3D-Microstructuring of Sapphire using High Power Fs-Laser Radiation and Selective Etching
Authors:
Maren Hörstmann-Jungemannn, Lehrstuhl Fuer Lasertechnik (LLT), RWTH Aachen University; Aachen Germany
Jens Gottmann, Lehrstuhl Fuer Lasertechnik (LLT), RWTH Aachen University; Aachen Germany
Presented at ICALEO 2010

Micro structuring of sapphire and fused silica is an important market e.g. for microfluidic devices and sensors that combine optical and microfluidic features, freeform microlense systems as well as micromechanical parts. New techniques which enable more material and time efficient processing of sapphire and fused silica are requested.
The In-volume Selective Laser Etching technique ISLE is a two step process for micromachining of transparent materials, e.g. sapphire and fused silica. First the sample is irradiated using fs-laser direct writing with high NA, which induces material modifications within the focal volume by non-linear absorption processes. Subsequently the irradiated volume is removed by wet etching.
The use of high repetition rate fs-lasers, e.g. FCPA lasers with f=0.1-5 MHz, potentially enables a high productivity, but is actually limited by available handling systems which do not allow the combination of high speed, high pressision and high numerical aperture.

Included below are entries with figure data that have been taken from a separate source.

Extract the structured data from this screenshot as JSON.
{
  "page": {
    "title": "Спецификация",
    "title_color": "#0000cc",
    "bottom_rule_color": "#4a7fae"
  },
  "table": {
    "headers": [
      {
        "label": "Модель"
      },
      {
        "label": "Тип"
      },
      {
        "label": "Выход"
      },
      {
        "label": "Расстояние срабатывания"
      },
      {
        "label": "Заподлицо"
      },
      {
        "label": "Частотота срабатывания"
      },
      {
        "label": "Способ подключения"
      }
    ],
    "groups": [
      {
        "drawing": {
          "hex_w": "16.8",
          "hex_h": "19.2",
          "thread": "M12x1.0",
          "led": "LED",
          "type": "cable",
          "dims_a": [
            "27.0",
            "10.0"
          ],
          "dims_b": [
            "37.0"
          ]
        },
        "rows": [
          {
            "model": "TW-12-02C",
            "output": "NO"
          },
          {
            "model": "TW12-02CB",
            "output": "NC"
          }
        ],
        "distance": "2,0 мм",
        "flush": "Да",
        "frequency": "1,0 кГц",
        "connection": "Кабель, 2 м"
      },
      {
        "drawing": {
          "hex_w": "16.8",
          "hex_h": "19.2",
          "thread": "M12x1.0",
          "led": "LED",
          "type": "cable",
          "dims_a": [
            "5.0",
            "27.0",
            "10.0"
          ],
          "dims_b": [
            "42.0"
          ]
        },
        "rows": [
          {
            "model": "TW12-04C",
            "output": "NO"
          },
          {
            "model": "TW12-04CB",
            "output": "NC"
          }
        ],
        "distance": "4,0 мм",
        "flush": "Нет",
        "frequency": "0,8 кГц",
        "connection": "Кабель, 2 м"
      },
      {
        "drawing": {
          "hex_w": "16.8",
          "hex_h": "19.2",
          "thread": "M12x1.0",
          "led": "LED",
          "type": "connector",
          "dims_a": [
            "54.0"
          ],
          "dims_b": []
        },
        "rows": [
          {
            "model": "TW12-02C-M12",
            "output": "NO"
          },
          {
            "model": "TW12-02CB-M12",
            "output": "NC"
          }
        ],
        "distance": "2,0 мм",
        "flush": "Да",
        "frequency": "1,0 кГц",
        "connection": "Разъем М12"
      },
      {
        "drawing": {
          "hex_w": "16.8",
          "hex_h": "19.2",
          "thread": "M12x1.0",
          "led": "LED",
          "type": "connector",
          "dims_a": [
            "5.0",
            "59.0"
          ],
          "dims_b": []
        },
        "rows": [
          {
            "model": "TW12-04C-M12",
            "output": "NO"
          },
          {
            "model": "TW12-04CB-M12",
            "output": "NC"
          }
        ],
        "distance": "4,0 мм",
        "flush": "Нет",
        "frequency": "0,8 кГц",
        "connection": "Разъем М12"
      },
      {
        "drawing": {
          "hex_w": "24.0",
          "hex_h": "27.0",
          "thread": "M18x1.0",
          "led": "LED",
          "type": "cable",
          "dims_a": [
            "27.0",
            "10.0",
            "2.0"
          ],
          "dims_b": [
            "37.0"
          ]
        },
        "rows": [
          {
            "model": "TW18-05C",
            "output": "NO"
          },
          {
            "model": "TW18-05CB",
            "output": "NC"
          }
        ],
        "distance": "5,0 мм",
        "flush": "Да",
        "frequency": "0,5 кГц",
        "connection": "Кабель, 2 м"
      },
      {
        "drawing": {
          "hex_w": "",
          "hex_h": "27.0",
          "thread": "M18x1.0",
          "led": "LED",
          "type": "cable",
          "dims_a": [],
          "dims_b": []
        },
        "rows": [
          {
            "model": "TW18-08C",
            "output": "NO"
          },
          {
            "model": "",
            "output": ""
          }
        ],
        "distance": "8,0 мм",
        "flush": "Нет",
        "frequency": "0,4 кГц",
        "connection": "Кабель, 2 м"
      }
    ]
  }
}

To overcome this limitations mentioned above a scanning optics for fs-laser writing with high precision (x= 100-300 nm), high speed (v= 100-300 mm/s) and large numerical aperture (NA=0.4-1.2) is developed.
New results which are achieved with the ISLE method in combination with the developed scanning optics will be shown and discussed. Furthermore first tests of microstructuring with high power-fs-laser radiation (λ= 1030 nm, = 700 fs, f= 20 MHz and P= 400 W) and small numerical apertures (NA= 0.1) are shown.